Che cosa hanno in comune Boris Johnson, Mario Draghi e Kaja Kallas? I primi ministri di Gran Bretagna, Italia ed Estonia sono i leader di governo più guerrafondai e filo-Nato di tutti (assieme alla Commissione UE) e tutti e tre sono caduti o stanno cadendo. Boris Johnson si è dimesso da capo del partito e quindi, automaticamente da capo del governo, mentre rimarrà a Downing Street solo fino a quando non verrà eletto il successore. Mario Draghi starebbe già sotto l’ombrellone se il Presidente Mattarella e i mercati finanziari riuniti non lo avessero costretto a cercare di ricucire la coalizione. L’estone Kaja Kallas lo ha già fatto, dopo che la maggioranza precedente si era sgretolata sotto il peso dell’inflazione (22 per cento), ma non vivrà a lungo.
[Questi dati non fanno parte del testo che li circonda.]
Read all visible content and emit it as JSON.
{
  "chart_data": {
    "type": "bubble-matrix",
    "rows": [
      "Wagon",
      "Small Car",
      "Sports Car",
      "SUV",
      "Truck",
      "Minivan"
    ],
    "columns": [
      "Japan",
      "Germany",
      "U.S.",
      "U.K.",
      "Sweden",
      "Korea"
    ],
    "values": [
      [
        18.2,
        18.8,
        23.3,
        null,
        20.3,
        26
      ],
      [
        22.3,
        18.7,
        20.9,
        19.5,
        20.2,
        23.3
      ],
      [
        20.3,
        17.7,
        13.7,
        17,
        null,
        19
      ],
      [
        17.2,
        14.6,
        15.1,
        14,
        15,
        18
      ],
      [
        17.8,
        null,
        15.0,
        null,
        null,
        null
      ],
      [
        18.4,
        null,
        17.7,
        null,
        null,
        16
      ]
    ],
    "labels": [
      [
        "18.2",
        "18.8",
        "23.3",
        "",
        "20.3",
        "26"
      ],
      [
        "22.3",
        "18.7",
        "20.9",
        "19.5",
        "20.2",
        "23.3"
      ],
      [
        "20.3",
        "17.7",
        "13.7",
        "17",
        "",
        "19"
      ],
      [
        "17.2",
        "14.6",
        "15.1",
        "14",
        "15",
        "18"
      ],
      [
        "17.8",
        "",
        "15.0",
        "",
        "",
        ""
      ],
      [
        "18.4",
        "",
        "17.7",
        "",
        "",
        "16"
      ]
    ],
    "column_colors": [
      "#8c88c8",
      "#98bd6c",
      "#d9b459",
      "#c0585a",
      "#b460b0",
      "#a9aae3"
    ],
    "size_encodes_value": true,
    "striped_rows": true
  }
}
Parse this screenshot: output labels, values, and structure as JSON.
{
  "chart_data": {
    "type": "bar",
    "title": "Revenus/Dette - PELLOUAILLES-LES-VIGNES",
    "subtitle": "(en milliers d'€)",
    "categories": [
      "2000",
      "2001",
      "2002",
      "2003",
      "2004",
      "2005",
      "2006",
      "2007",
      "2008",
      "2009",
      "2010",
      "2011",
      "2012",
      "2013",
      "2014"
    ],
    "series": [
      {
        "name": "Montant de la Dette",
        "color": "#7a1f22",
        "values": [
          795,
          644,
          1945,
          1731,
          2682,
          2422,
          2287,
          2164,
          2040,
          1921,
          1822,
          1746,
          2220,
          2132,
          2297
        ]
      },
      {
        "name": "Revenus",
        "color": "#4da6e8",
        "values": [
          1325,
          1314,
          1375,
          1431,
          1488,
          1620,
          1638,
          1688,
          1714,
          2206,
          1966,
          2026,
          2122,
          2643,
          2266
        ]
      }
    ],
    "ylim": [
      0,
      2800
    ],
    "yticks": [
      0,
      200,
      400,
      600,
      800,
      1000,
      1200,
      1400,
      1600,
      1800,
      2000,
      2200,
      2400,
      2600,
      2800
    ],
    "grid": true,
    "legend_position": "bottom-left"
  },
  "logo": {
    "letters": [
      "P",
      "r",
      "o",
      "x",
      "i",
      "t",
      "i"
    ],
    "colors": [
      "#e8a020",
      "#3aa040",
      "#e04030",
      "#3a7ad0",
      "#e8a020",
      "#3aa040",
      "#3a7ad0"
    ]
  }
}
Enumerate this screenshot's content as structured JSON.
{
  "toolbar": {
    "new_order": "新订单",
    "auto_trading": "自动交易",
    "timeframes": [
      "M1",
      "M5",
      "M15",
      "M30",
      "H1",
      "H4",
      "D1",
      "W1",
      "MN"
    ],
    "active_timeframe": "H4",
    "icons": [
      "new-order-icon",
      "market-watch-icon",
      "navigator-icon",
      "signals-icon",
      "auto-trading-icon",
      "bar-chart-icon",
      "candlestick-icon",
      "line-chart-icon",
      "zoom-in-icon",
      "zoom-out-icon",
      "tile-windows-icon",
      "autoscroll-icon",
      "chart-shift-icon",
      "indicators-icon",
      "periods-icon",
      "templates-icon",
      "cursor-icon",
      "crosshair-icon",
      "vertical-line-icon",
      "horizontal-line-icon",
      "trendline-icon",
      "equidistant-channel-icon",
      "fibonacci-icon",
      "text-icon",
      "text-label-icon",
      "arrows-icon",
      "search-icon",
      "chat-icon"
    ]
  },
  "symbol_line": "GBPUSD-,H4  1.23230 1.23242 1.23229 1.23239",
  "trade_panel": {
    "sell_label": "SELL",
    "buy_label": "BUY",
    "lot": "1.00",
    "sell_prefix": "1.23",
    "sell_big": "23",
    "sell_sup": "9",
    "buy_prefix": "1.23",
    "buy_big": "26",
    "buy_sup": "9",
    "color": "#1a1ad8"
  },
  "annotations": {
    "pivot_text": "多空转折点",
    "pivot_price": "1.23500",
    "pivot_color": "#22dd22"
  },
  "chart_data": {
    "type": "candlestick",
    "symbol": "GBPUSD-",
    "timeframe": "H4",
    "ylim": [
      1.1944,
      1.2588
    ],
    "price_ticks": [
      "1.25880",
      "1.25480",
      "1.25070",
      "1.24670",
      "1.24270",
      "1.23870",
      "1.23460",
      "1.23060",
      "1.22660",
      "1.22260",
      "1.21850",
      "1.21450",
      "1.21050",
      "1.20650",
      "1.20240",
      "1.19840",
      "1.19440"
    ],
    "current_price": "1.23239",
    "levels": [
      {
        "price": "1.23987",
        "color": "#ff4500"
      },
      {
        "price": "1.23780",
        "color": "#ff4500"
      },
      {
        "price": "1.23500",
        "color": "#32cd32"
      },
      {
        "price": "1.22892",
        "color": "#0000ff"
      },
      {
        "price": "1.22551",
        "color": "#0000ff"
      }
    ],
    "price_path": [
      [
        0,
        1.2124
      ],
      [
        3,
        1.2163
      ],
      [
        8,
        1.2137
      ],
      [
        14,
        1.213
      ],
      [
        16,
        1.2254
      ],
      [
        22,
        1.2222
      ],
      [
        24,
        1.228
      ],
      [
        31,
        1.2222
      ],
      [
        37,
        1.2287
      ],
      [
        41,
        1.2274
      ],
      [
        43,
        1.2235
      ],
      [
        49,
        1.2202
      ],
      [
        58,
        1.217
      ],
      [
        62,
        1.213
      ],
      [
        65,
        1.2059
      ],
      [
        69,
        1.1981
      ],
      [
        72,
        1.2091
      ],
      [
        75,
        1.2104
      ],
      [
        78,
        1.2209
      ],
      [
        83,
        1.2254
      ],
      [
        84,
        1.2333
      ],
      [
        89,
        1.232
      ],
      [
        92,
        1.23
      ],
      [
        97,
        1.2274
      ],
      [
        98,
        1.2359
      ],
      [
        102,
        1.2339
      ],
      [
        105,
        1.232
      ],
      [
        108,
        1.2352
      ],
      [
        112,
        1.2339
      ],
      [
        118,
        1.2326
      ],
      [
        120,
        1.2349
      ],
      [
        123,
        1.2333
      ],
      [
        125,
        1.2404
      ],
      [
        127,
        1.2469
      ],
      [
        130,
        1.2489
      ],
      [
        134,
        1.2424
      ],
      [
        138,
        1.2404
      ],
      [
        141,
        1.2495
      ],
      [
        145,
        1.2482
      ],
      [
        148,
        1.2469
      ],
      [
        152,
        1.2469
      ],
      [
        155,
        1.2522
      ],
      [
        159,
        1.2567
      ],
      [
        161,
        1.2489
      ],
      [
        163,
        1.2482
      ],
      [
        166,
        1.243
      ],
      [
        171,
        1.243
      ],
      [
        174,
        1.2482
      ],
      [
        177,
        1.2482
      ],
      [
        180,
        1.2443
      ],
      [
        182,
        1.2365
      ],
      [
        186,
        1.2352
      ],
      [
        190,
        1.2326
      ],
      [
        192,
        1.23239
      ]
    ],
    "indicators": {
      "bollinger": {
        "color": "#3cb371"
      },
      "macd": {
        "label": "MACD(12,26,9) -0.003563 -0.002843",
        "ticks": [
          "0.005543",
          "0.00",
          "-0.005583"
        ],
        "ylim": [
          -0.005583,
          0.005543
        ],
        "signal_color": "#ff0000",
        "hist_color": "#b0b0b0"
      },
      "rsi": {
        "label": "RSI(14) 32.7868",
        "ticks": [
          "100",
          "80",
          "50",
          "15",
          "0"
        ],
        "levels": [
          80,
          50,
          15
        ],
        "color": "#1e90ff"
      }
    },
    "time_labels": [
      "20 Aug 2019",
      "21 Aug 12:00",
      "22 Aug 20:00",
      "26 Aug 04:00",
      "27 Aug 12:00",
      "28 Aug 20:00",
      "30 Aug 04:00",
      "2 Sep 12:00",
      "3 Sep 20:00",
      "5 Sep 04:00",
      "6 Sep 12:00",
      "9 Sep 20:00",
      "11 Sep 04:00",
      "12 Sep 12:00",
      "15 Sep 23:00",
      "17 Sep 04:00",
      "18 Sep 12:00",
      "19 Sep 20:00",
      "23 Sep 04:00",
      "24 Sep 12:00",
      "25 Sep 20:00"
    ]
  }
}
Inflazione, crisi energetica e timore di una guerra generale: i nodi sono venuti al pettine. Si potrebbe citare la famosa frase di James Carville, manager della campagna elettorale di Bill Clinton nel 1992: “È l’economia, stupido”, a riprova che in democrazia i governi vengono rovesciati dalle crisi economiche.
E che dire del governo tedesco? Emergono i primi crepacci nella coalizione rosso-giallo-verde, con i liberali dell’FDP che chiedono la sospensione dell’uscita definitiva dal nucleare e i sondaggi che danno ad oltre il 60 per cento la quota di popolazione contraria all’embargo energetico contro la Russia, una percentuale che crescerà ancora se il governo, come ha preannunciato, procederà col razionamento di gas e elettricità nelle prossime settimane e nei prossimi mesi.
La presidente dello Schiller Institute, Helga Zepp-LaRouche (foto), ha nuovamente chiesto l’annullamento delle sanzioni contro la Russia. Se i governi tengono davvero ai “valori occidentali” di cui si riempiono la bocca, devono ammettere che le sanzioni hanno mancato lo scopo e stanno danneggiando i propri cittadini più della Russia, che sta riconvertendo la propria economia.